Young female student with laptop and headphones sitting at the table, online lesson concept.

How have the events of this year changed the way we need to engage with students?

Collaborating with students to help shape their university experience is more critical than ever in these turbulent times.

The core of student engagement is involving students in shaping their university experience. When students are able to share their feedback and see changes resulting from their feedback, they are more engaged with their own learning experience, as well as with wider university life.

When staff and students work together, focusing on achieving specific goals and sharing updates regularly, students are more engaged, and more likely to enjoy their university experience.

Setting the scene for student engagement

First, your students need to know that there are places where they can share their feedback, such as Student Surveys and Module Evaluation. This is particularly important in the 20/21 academic year: students should have the opportunity to express their thoughts – and any negative feelings – sparked by the changed learning context resulting from the COVID-19 pandemic.

Second, you should explain how student engagement works at Cardiff. To support effective student voice, students will need contextual information around what student engagement is. Outline how the Likert scale works, and the different levels of feedback at the institution, early in the semester.

Explaining the difference between module evaluation and institutional surveys sounds simplistic, but it will give students a framework for understanding how their feedback is acted on, and will help them ensure that the feedback they give in different surveys goes to the team best placed to act on it.

Engage students in their learning

Understanding what your students appreciate will help you to engage them in the classroom – especially an online classroom, where there are different challenges to building relationships and cohort identity.

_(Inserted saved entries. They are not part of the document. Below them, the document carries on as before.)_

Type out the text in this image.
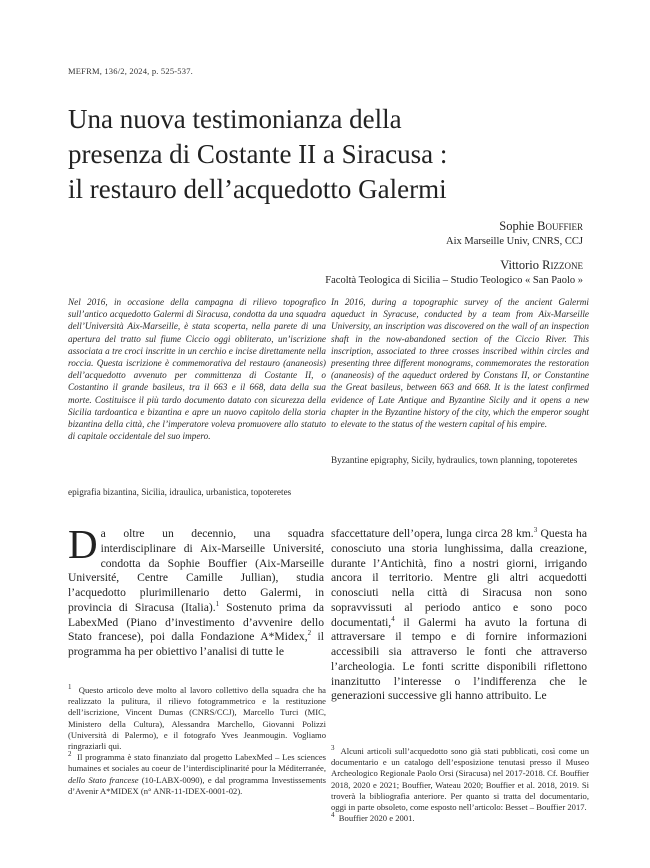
MEFRM, 136/2, 2024, p. 525-537.
Una nuova testimonianza della
presenza di Costante II a Siracusa :
il restauro dell’acquedotto Galermi
Sophie Bouffier
Aix Marseille Univ, CNRS, CCJ
Vittorio Rizzone
Facoltà Teologica di Sicilia – Studio Teologico « San Paolo »
Nel 2016, in occasione della campagna di rilievo topografico sull’antico acquedotto Galermi di Siracusa, condotta da una squadra dell’Università Aix-Marseille, è stata scoperta, nella parete di una apertura del tratto sul fiume Ciccio oggi obliterato, un’iscrizione associata a tre croci inscritte in un cerchio e incise direttamente nella roccia. Questa iscrizione è commemorativa del restauro (ananeosis) dell’acquedotto avvenuto per committenza di Costante II, o Costantino il grande basileus, tra il 663 e il 668, data della sua morte. Costituisce il più tardo documento datato con sicurezza della Sicilia tardoantica e bizantina e apre un nuovo capitolo della storia bizantina della città, che l’imperatore voleva promuovere allo statuto di capitale occidentale del suo impero.
epigrafia bizantina, Sicilia, idraulica, urbanistica, topoteretes
In 2016, during a topographic survey of the ancient Galermi aqueduct in Syracuse, conducted by a team from Aix-Marseille University, an inscription was discovered on the wall of an inspection shaft in the now-abandoned section of the Ciccio River. This inscription, associated to three crosses inscribed within circles and presenting three different monograms, commemorates the restoration (ananeosis) of the aqueduct ordered by Constans II, or Constantine the Great basileus, between 663 and 668. It is the latest confirmed evidence of Late Antique and Byzantine Sicily and it opens a new chapter in the Byzantine history of the city, which the emperor sought to elevate to the status of the western capital of his empire.
Byzantine epigraphy, Sicily, hydraulics, town planning, topoteretes
Da oltre un decennio, una squadra interdisciplinare di Aix-Marseille Université, condotta da Sophie Bouffier (Aix-Marseille Université, Centre Camille Jullian), studia l’acquedotto plurimillenario detto Galermi, in provincia di Siracusa (Italia).$^1$ Sostenuto prima da LabexMed (Piano d’investimento d’avvenire dello Stato francese), poi dalla Fondazione A*Midex,$^2$ il programma ha per obiettivo l’analisi di tutte le
sfaccettature dell’opera, lunga circa 28 km.$^3$ Questa ha conosciuto una storia lunghissima, dalla creazione, durante l’Antichità, fino a nostri giorni, irrigando ancora il territorio. Mentre gli altri acquedotti conosciuti nella città di Siracusa non sono sopravvissuti al periodo antico e sono poco documentati,$^4$ il Galermi ha avuto la fortuna di attraversare il tempo e di fornire informazioni accessibili sia attraverso le fonti che attraverso l’archeologia. Le fonti scritte disponibili riflettono inanzitutto l’interesse o l’indifferenza che le generazioni successive gli hanno attribuito. Le

$^1$ Questo articolo deve molto al lavoro collettivo della squadra che ha realizzato la pulitura, il rilievo fotogrammetrico e la restituzione dell’iscrizione, Vincent Dumas (CNRS/CCJ), Marcello Turci (MIC, Ministero della Cultura), Alessandra Marchello, Giovanni Polizzi (Università di Palermo), e il fotografo Yves Jeanmougin. Vogliamo ringraziarli qui.

$^2$ Il programma è stato finanziato dal progetto LabexMed – Les sciences humaines et sociales au coeur de l’interdisciplinarité pour la Méditerranée, dello Stato francese (10-LABX-0090), e dal programma Investissements d’Avenir A*MIDEX (n° ANR-11-IDEX-0001-02).

$^3$ Alcuni articoli sull’acquedotto sono già stati pubblicati, così come un documentario e un catalogo dell’esposizione tenutasi presso il Museo Archeologico Regionale Paolo Orsi (Siracusa) nel 2017-2018. Cf. Bouffier 2018, 2020 e 2021; Bouffier, Wateau 2020; Bouffier et al. 2018, 2019. Si troverà la bibliografia anteriore. Per quanto si tratta del documentario, oggi in parte obsoleto, come esposto nell’articolo: Besset – Bouffier 2017.

$^4$ Bouffier 2020 e 2001.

Students value being able to get to know one another – and their teaching staff! – during sessions. You can engage your students in a great social learning environment by:

  • Making time for an informal chat before the session starts.
  • Giving your students verbal updates of any news before you begin teaching.
  • Using icebreakers to get to know your students.
  • Building discussions about course material into class sessions.

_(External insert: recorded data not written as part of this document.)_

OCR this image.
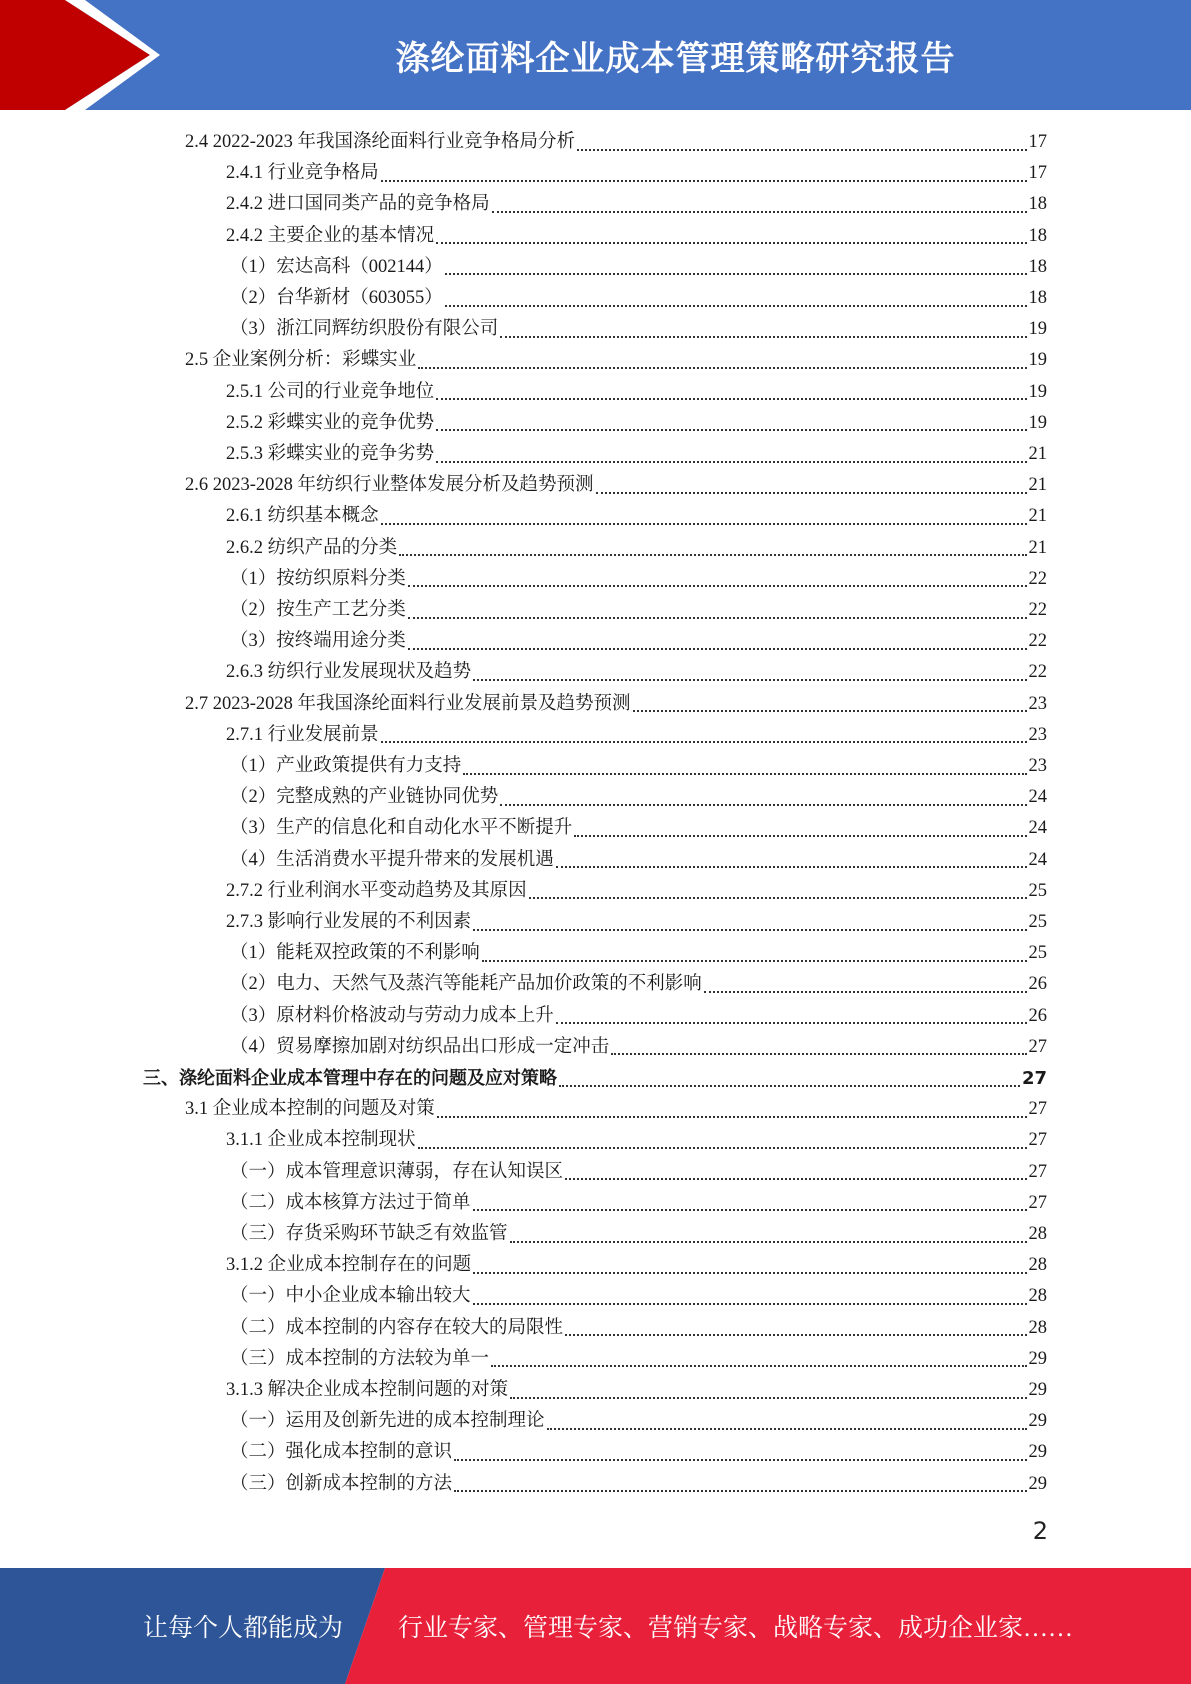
涤纶面料企业成本管理策略研究报告
2.4 2022-2023 年我国涤纶面料行业竞争格局分析	17
2.4.1 行业竞争格局	17
2.4.2 进口国同类产品的竞争格局	18
2.4.2 主要企业的基本情况	18
（1）宏达高科（002144）	18
（2）台华新材（603055）	18
（3）浙江同辉纺织股份有限公司	19
2.5 企业案例分析：彩蝶实业	19
2.5.1 公司的行业竞争地位	19
2.5.2 彩蝶实业的竞争优势	19
2.5.3 彩蝶实业的竞争劣势	21
2.6 2023-2028 年纺织行业整体发展分析及趋势预测	21
2.6.1 纺织基本概念	21
2.6.2 纺织产品的分类	21
（1）按纺织原料分类	22
（2）按生产工艺分类	22
（3）按终端用途分类	22
2.6.3 纺织行业发展现状及趋势	22
2.7 2023-2028 年我国涤纶面料行业发展前景及趋势预测	23
2.7.1 行业发展前景	23
（1）产业政策提供有力支持	23
（2）完整成熟的产业链协同优势	24
（3）生产的信息化和自动化水平不断提升	24
（4）生活消费水平提升带来的发展机遇	24
2.7.2 行业利润水平变动趋势及其原因	25
2.7.3 影响行业发展的不利因素	25
（1）能耗双控政策的不利影响	25
（2）电力、天然气及蒸汽等能耗产品加价政策的不利影响	26
（3）原材料价格波动与劳动力成本上升	26
（4）贸易摩擦加剧对纺织品出口形成一定冲击	27
三、涤纶面料企业成本管理中存在的问题及应对策略	27
3.1 企业成本控制的问题及对策	27
3.1.1 企业成本控制现状	27
（一）成本管理意识薄弱，存在认知误区	27
（二）成本核算方法过于简单	27
（三）存货采购环节缺乏有效监管	28
3.1.2 企业成本控制存在的问题	28
（一）中小企业成本输出较大	28
（二）成本控制的内容存在较大的局限性	28
（三）成本控制的方法较为单一	29
3.1.3 解决企业成本控制问题的对策	29
（一）运用及创新先进的成本控制理论	29
（二）强化成本控制的意识	29
（三）创新成本控制的方法	29
2
让每个人都能成为 行业专家、管理专家、营销专家、战略专家、成功企业家……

The Student Engagement Team has a wealth of training materials and resources available to support you in this work. For further support, contact studentengagement@cardiff.ac.uk and the team will be happy to help.


Comments

1 comment
  1. Finn

    “Students value being able to get to know one another – and their teaching staff! – during sessions. You can engage your students in a great social learning environment by:

    Making time for an informal chat before the session starts.”

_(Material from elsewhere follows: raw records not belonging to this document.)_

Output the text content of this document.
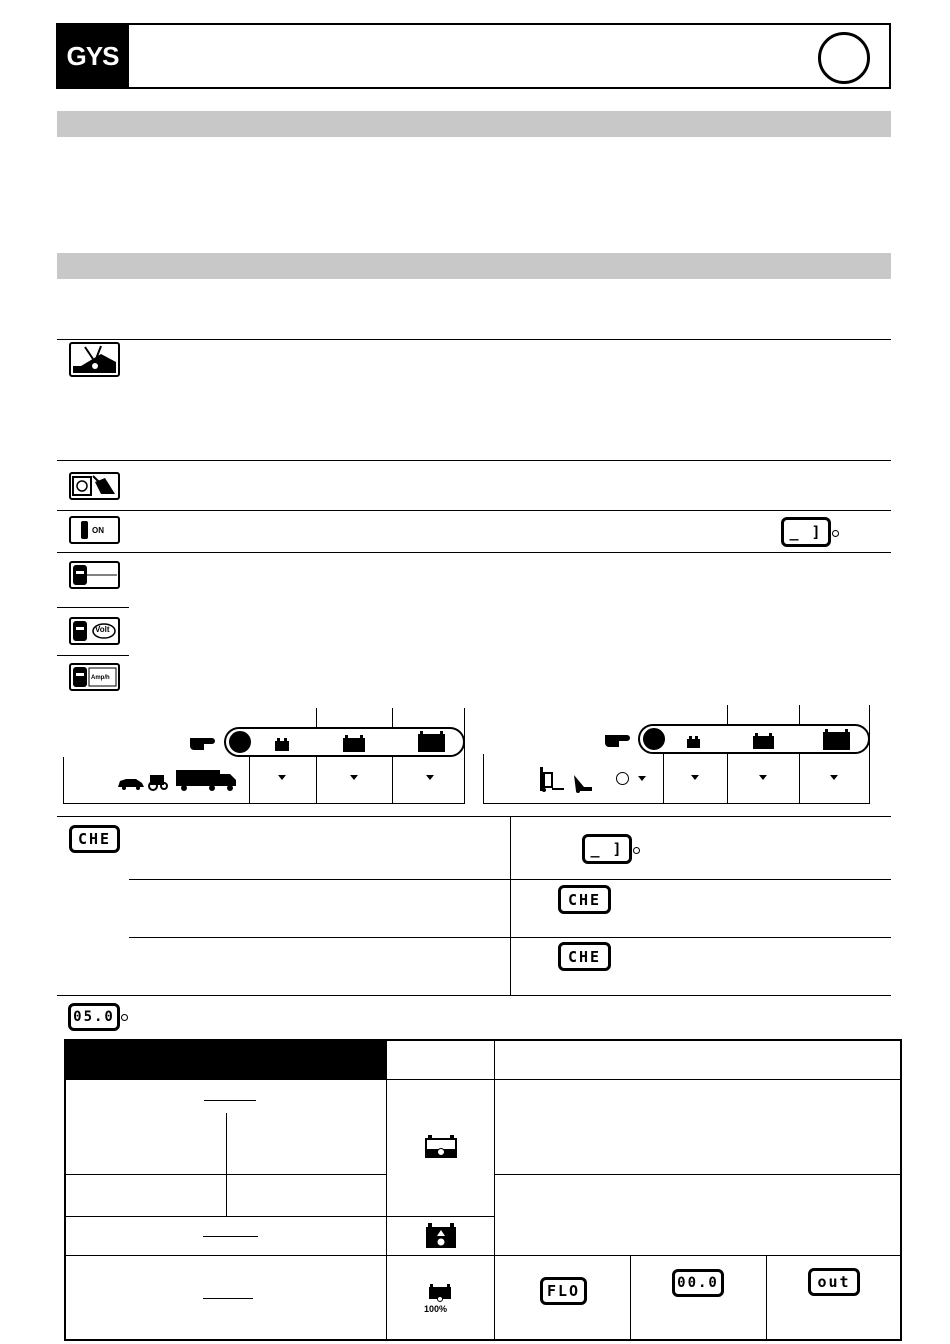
GYS
ON
Volt
Amp/h
_ ]
CHE
_ ]
CHE
CHE
05.0
100%
FLO	00.0	out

    This is all perfectly sensible…except most students now keep their cameras permanently off, and their microphones semi-permanently muted, and many are perfectly happy if their Zoom feed shows their username rather than a birth name by which they might actually be addressed. ‘Informal chats’ rely a lot on body language, and when you attempt them with an invisible student they quickly become sterile (‘How are you?’ [unmute] ‘Fine thanks’ [mute]). If students value getting to know one another, they are not demonstrating this in virtual meetings. In my school a lot of staff made a big effort to encourage the use of cameras for the first few weeks of teaching, but student complaints about feeling put under pressure and made anxious, plus a critical mass of invisibility making the visible students feel uncomfortably exposed, means that now around 90% of undergraduate students in the seminars I run keep their cameras off. It goes without saying that there are plenty of legitimate reasons for doing this, but the trend towards almost total invisibility suggests that conformity to the statistical norm is winning the day.

    I did have one lovely experience a couple of weeks ago, when in the middle of a breakout room a student suddenly turned her camera on, and another student then recognised her from the previous year and turned her own camera on, before they started gossiping excitedly. This was a rare occurrence though.